Ich hab einen portable MiniDisk Recorder (leider noch kein NetMD)! Ich will mir eine neue Soundkarte anschaffen mit einem optischen Ausgang! Kann ich dann damit Songs auf meinen MiniDisk-Recorder brennen, oder geht das nur mit der Stereo Anlage?


----------



## Paule (7. April 2003)

solange dein md-recorder (nicht player) nen optischen eingang und die soundkarte nen optischen ausgang hat ist das kein problem...
aber,da das recht nervig ist würde ich dir das netmd doch sehr zuherzen legen ,da das wesentlich schneller und einfacher geht...


----------



## antihero (7. April 2003)

Wobei netmd nicht ganz unrpoblemtaisch ist... 
Resp. du darfst nicht erwarten, dass du dann auch Songs von "fremden" MD's aufnehmen kannst. Du kannst nur MD's aufnehmen, welche mit ein und derselben Version der netMD software erstellt wurden.
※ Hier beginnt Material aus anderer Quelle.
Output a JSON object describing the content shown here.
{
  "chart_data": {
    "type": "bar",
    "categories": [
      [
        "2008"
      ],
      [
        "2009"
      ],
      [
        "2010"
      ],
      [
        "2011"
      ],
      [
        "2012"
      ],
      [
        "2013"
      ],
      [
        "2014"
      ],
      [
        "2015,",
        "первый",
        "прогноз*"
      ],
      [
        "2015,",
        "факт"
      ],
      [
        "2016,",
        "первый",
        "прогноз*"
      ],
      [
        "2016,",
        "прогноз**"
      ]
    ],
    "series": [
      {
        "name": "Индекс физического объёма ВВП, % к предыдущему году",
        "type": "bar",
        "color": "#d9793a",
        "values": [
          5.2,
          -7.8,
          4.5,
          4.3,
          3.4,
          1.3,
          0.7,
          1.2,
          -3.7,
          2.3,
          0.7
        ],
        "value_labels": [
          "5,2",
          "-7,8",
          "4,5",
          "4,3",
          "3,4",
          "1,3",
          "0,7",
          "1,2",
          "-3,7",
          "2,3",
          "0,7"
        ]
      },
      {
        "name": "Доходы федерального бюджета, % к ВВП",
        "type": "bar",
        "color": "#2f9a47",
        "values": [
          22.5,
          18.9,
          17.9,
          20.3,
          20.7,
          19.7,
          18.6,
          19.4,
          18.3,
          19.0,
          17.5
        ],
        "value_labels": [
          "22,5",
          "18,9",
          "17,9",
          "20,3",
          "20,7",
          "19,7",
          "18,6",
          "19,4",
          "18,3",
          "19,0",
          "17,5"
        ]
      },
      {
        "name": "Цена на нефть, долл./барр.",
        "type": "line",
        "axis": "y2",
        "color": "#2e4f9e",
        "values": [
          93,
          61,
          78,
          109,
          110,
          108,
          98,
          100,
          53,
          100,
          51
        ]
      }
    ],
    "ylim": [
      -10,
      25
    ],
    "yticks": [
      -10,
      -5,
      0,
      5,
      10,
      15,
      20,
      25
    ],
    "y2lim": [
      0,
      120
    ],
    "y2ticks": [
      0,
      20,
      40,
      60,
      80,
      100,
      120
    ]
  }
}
Das heisst, nicht einmal MD's von einem anderen PC mit derselben Softwre funktionieren, welche also absolut raubkopiert sein müssen. Nur wenn Software und PC identisch sind, kannst du Songs von MD's ziehen... Vielleicht war dir das ja klar, aber unwichtig scheints mir nicht. Wenn dich das nicht stört kann ich Paule nur zustimmen. netmd ist wirklich praktisch und ansonsten rundum empfehlenswert.

antihero


----------



## the_great_rawuza (7. April 2003)

Ich würde mir sofort einen NetMD-Recorder kaufen, wenn ich genug Kohle hätte! Mein Sony MZR501 hat ein Jahr aufn Buckel. Damals hat er 200 Euro gekostet und ich hab lange gebraucht bis ich genug zusammen hatte. Deshalb kommt ein NetMD-Recorder zur Zeit nicht in Frage!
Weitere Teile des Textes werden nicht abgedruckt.